European property investment market update
There’s a lot going on in Europe this year. While last year was fairly tumultuous, 2017 promises much of the same, especially on the political front.
The fallout from the populist movements that have taken a grip across the Northern Hemisphere will continue. Following the charge to Brexit led by the flamboyant, if accident prone, duo of Boris Johnson and Nigel Farage, the world looked on aghast as Donald Trump was elected President of the United States, becoming the most powerful leader in the ‘free world’.
Next on the agenda are national elections in France, the Netherlands, Germany and perhaps Italy. Mainland Europe is also grappling with a colourful array of right-wing politicians hoping to ride their way to power on the back of the populist vote.
The Netherlands has Geert Wilders’ Freedom Party; France has Marine Le Pen leading the Front Nationale, or Marine as she likes to be known in an effort to distance herself from her father’s more extreme politics.
Germany, however, is predicted to be a calmer affair with the stalwart Angela Merkel running for a fourth term as Chancellor.
We believe that speculating about the outcome of this political drama and how it will change the face of the global economy is something best left to economists, a group, like the pollsters, whose predictions have come under increasingly widespread criticism in recent years.
We prefer to look at the facts and use our experience of having spent a lifetime working in real estate in the countries in which we invest to advise our clients on the best strategies to employ at any moment in time.

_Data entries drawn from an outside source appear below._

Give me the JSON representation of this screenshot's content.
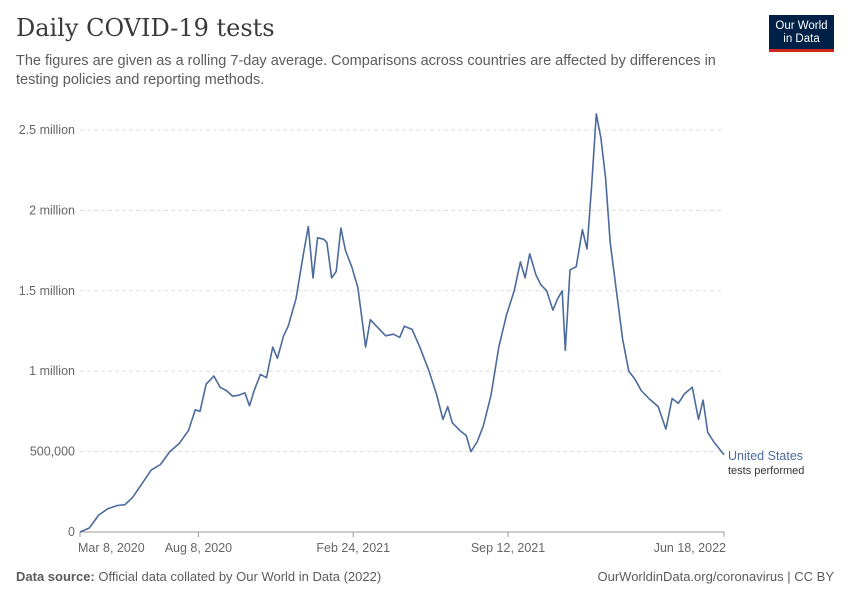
{
  "title": "Daily COVID-19 tests",
  "subtitle": "The figures are given as a rolling 7-day average. Comparisons across countries are affected by differences in testing policies and reporting methods.",
  "logo": {
    "line1": "Our World",
    "line2": "in Data",
    "bg": "#002147",
    "accent": "#ce261e"
  },
  "footer": {
    "source_label": "Data source:",
    "source_text": "Official data collated by Our World in Data (2022)",
    "right_text": "OurWorldinData.org/coronavirus | CC BY"
  },
  "chart_data": {
    "type": "line",
    "title": "Daily COVID-19 tests",
    "xlabel": "",
    "ylabel": "",
    "ylim": [
      0,
      2500000
    ],
    "xlim": [
      "2020-03-08",
      "2022-06-18"
    ],
    "yticks": [
      {
        "value": 0,
        "label": "0"
      },
      {
        "value": 500000,
        "label": "500,000"
      },
      {
        "value": 1000000,
        "label": "1 million"
      },
      {
        "value": 1500000,
        "label": "1.5 million"
      },
      {
        "value": 2000000,
        "label": "2 million"
      },
      {
        "value": 2500000,
        "label": "2.5 million"
      }
    ],
    "xticks": [
      {
        "value": "2020-03-08",
        "label": "Mar 8, 2020"
      },
      {
        "value": "2020-08-08",
        "label": "Aug 8, 2020"
      },
      {
        "value": "2021-02-24",
        "label": "Feb 24, 2021"
      },
      {
        "value": "2021-09-12",
        "label": "Sep 12, 2021"
      },
      {
        "value": "2022-06-18",
        "label": "Jun 18, 2022"
      }
    ],
    "grid": "horizontal-dashed",
    "series": [
      {
        "name": "United States",
        "sublabel": "tests performed",
        "color": "#4c6a9c",
        "points": [
          [
            "2020-03-08",
            0
          ],
          [
            "2020-03-20",
            25000
          ],
          [
            "2020-04-01",
            105000
          ],
          [
            "2020-04-13",
            145000
          ],
          [
            "2020-04-25",
            165000
          ],
          [
            "2020-05-05",
            170000
          ],
          [
            "2020-05-15",
            215000
          ],
          [
            "2020-05-27",
            300000
          ],
          [
            "2020-06-08",
            385000
          ],
          [
            "2020-06-20",
            420000
          ],
          [
            "2020-07-02",
            500000
          ],
          [
            "2020-07-14",
            550000
          ],
          [
            "2020-07-26",
            630000
          ],
          [
            "2020-08-04",
            760000
          ],
          [
            "2020-08-10",
            750000
          ],
          [
            "2020-08-18",
            920000
          ],
          [
            "2020-08-28",
            970000
          ],
          [
            "2020-09-05",
            900000
          ],
          [
            "2020-09-13",
            880000
          ],
          [
            "2020-09-21",
            845000
          ],
          [
            "2020-09-29",
            850000
          ],
          [
            "2020-10-07",
            865000
          ],
          [
            "2020-10-13",
            785000
          ],
          [
            "2020-10-19",
            880000
          ],
          [
            "2020-10-27",
            980000
          ],
          [
            "2020-11-04",
            960000
          ],
          [
            "2020-11-12",
            1150000
          ],
          [
            "2020-11-18",
            1080000
          ],
          [
            "2020-11-26",
            1220000
          ],
          [
            "2020-12-02",
            1280000
          ],
          [
            "2020-12-12",
            1450000
          ],
          [
            "2020-12-22",
            1740000
          ],
          [
            "2020-12-28",
            1900000
          ],
          [
            "2021-01-03",
            1580000
          ],
          [
            "2021-01-09",
            1830000
          ],
          [
            "2021-01-17",
            1820000
          ],
          [
            "2021-01-21",
            1800000
          ],
          [
            "2021-01-27",
            1580000
          ],
          [
            "2021-02-02",
            1620000
          ],
          [
            "2021-02-08",
            1890000
          ],
          [
            "2021-02-14",
            1750000
          ],
          [
            "2021-02-22",
            1650000
          ],
          [
            "2021-03-02",
            1520000
          ],
          [
            "2021-03-08",
            1300000
          ],
          [
            "2021-03-12",
            1150000
          ],
          [
            "2021-03-18",
            1320000
          ],
          [
            "2021-03-28",
            1270000
          ],
          [
            "2021-04-07",
            1220000
          ],
          [
            "2021-04-17",
            1230000
          ],
          [
            "2021-04-25",
            1210000
          ],
          [
            "2021-05-01",
            1280000
          ],
          [
            "2021-05-11",
            1260000
          ],
          [
            "2021-05-21",
            1150000
          ],
          [
            "2021-06-02",
            1000000
          ],
          [
            "2021-06-12",
            850000
          ],
          [
            "2021-06-20",
            700000
          ],
          [
            "2021-06-26",
            780000
          ],
          [
            "2021-07-02",
            680000
          ],
          [
            "2021-07-12",
            630000
          ],
          [
            "2021-07-20",
            600000
          ],
          [
            "2021-07-26",
            500000
          ],
          [
            "2021-08-03",
            560000
          ],
          [
            "2021-08-11",
            660000
          ],
          [
            "2021-08-21",
            850000
          ],
          [
            "2021-08-31",
            1150000
          ],
          [
            "2021-09-10",
            1350000
          ],
          [
            "2021-09-20",
            1500000
          ],
          [
            "2021-09-28",
            1680000
          ],
          [
            "2021-10-04",
            1580000
          ],
          [
            "2021-10-10",
            1730000
          ],
          [
            "2021-10-18",
            1600000
          ],
          [
            "2021-10-24",
            1540000
          ],
          [
            "2021-11-01",
            1500000
          ],
          [
            "2021-11-09",
            1380000
          ],
          [
            "2021-11-15",
            1450000
          ],
          [
            "2021-11-21",
            1500000
          ],
          [
            "2021-11-25",
            1130000
          ],
          [
            "2021-12-01",
            1630000
          ],
          [
            "2021-12-09",
            1650000
          ],
          [
            "2021-12-17",
            1880000
          ],
          [
            "2021-12-23",
            1760000
          ],
          [
            "2021-12-29",
            2150000
          ],
          [
            "2022-01-04",
            2600000
          ],
          [
            "2022-01-10",
            2450000
          ],
          [
            "2022-01-16",
            2200000
          ],
          [
            "2022-01-22",
            1800000
          ],
          [
            "2022-01-30",
            1500000
          ],
          [
            "2022-02-07",
            1200000
          ],
          [
            "2022-02-15",
            1000000
          ],
          [
            "2022-02-23",
            950000
          ],
          [
            "2022-03-03",
            880000
          ],
          [
            "2022-03-13",
            830000
          ],
          [
            "2022-03-25",
            780000
          ],
          [
            "2022-04-04",
            640000
          ],
          [
            "2022-04-12",
            830000
          ],
          [
            "2022-04-20",
            800000
          ],
          [
            "2022-04-28",
            860000
          ],
          [
            "2022-05-08",
            900000
          ],
          [
            "2022-05-16",
            700000
          ],
          [
            "2022-05-22",
            820000
          ],
          [
            "2022-05-28",
            620000
          ],
          [
            "2022-06-05",
            560000
          ],
          [
            "2022-06-18",
            480000
          ]
        ]
      }
    ]
  }
}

While the UK and the rest of the European Union work out the details of their divorce settlement, they will remain unavoidably reliant on each other for both trade and security. This is highly unlikely to change despite what some political commentators may say.
For all the hype that Brexit would destroy the UK economy, a look at the facts some six months on reveals a less apocalyptic outcome. Admittedly, we still don’t really know the details of the plan and some may argue it’s too early to tell, but the vote happened six months ago and that’s just the point: life goes on! Oxford Economics is currently predicting UK GDP growth of 1.6% in 2017, which is close to its estimate of 1.5% for the rest of Europe, while it also estimates that Q4 2016 UK growth should come in at 0.6%, which is in line with the previous two quarters.
Our team in the UK has first-hand experience of this. Following the referendum vote in June, we advised one of our clients to suspend the sale of a portfolio when the purchaser attempted a post-Brexit ‘chip’. In December, we brought the same portfolio back to market, selling it for more than the agreed pre-Brexit price. In the meantime, listed real estate share prices have bounced back, the FTSE is trading at an all time high and overseas investors continue to target real estate in the UK.
There have also been large currency fluctuations with the pound falling by 15% on a trade weighted basis since January 2016 and inflation is on the rise with the UK Consumer Prices Index forecast to average 3% for the year overall (Source: Oxford Economics).